The Connecticut Joint Committee on Judiciary heard testimony in support of legislation to count incarcerated people at home for redistricting purposes.

by Leah Sakala, April 2, 2013

Will Connecticut be the next state to bring an end to prison gerrymandering?

Peter Wagner testifies in support of HB 6679

Yesterday Peter testified before the Connecticut Legislature’s Joint Committee on Judiciary in support of HB 6679, a bill that would end prison gerrymandering by requiring incarcerated people to be counted at their home addresses for redistricting purposes (you can watch Peter’s testimony at CT-N starting at 5 hours 38 minutes).

Leah Aden of the NAACP LDF submitted testimony in support of the bill, and David McGuire of the ACLU of Connecticut testified in support as well.
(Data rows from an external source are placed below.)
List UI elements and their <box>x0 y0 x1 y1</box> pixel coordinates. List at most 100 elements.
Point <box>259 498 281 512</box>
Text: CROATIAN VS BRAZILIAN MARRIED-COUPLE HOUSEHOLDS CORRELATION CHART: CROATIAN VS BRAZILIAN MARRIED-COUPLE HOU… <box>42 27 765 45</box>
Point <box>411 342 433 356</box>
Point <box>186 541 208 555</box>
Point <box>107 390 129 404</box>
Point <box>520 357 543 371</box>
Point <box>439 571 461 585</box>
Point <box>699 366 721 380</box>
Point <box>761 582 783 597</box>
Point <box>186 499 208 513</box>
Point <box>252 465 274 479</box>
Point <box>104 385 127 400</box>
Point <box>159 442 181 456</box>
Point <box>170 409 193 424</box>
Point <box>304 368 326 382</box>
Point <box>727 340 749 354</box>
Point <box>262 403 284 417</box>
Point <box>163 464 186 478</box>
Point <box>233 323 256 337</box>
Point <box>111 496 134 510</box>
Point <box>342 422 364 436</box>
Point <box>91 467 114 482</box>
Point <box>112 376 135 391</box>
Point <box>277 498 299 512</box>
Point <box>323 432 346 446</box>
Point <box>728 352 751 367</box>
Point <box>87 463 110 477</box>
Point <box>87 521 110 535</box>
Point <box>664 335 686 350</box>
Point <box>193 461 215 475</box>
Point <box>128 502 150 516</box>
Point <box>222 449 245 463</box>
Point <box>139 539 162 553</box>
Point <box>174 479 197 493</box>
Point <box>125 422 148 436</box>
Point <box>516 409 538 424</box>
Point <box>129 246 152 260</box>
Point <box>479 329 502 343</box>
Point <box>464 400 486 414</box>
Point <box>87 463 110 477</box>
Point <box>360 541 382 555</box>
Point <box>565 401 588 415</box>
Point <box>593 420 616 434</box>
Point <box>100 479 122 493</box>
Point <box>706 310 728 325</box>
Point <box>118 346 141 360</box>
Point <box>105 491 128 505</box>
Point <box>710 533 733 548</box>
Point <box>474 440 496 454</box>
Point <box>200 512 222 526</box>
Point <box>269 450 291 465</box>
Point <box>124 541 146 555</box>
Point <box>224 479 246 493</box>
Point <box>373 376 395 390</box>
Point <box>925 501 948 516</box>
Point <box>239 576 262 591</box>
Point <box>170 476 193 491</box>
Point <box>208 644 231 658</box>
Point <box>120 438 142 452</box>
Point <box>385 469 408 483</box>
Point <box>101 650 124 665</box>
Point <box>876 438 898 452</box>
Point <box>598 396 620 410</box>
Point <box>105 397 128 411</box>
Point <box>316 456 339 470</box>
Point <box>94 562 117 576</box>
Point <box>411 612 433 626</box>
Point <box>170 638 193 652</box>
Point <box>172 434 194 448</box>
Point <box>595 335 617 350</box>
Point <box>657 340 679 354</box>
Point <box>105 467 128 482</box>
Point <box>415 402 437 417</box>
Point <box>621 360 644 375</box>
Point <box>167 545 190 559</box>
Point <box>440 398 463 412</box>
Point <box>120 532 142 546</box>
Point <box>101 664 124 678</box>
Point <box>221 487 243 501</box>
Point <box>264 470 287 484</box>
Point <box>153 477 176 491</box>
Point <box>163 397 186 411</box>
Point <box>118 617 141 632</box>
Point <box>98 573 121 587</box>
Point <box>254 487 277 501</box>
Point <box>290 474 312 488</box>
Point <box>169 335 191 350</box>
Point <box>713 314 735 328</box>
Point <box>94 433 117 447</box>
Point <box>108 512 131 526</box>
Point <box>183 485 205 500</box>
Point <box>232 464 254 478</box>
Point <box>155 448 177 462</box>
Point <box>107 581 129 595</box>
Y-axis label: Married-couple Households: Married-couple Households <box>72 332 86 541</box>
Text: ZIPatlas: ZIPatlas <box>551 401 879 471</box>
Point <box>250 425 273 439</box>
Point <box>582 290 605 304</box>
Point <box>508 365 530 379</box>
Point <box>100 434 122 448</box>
Our allies at Common Cause in Connecticut have been instrumental in getting this issue on the legislature’s agenda, and there’s a broad base of support from the public and the press for ending prison gerrymandering in Connecticut. Editorial boards such as the Hartford Courant and the Norwich Bulletin have called on the legislature to pass legislation like that in New York, Maryland, Delaware, and California to ensure that the Census Bureau’s method of tabulating prison populations doesn’t skew democracy in Connecticut.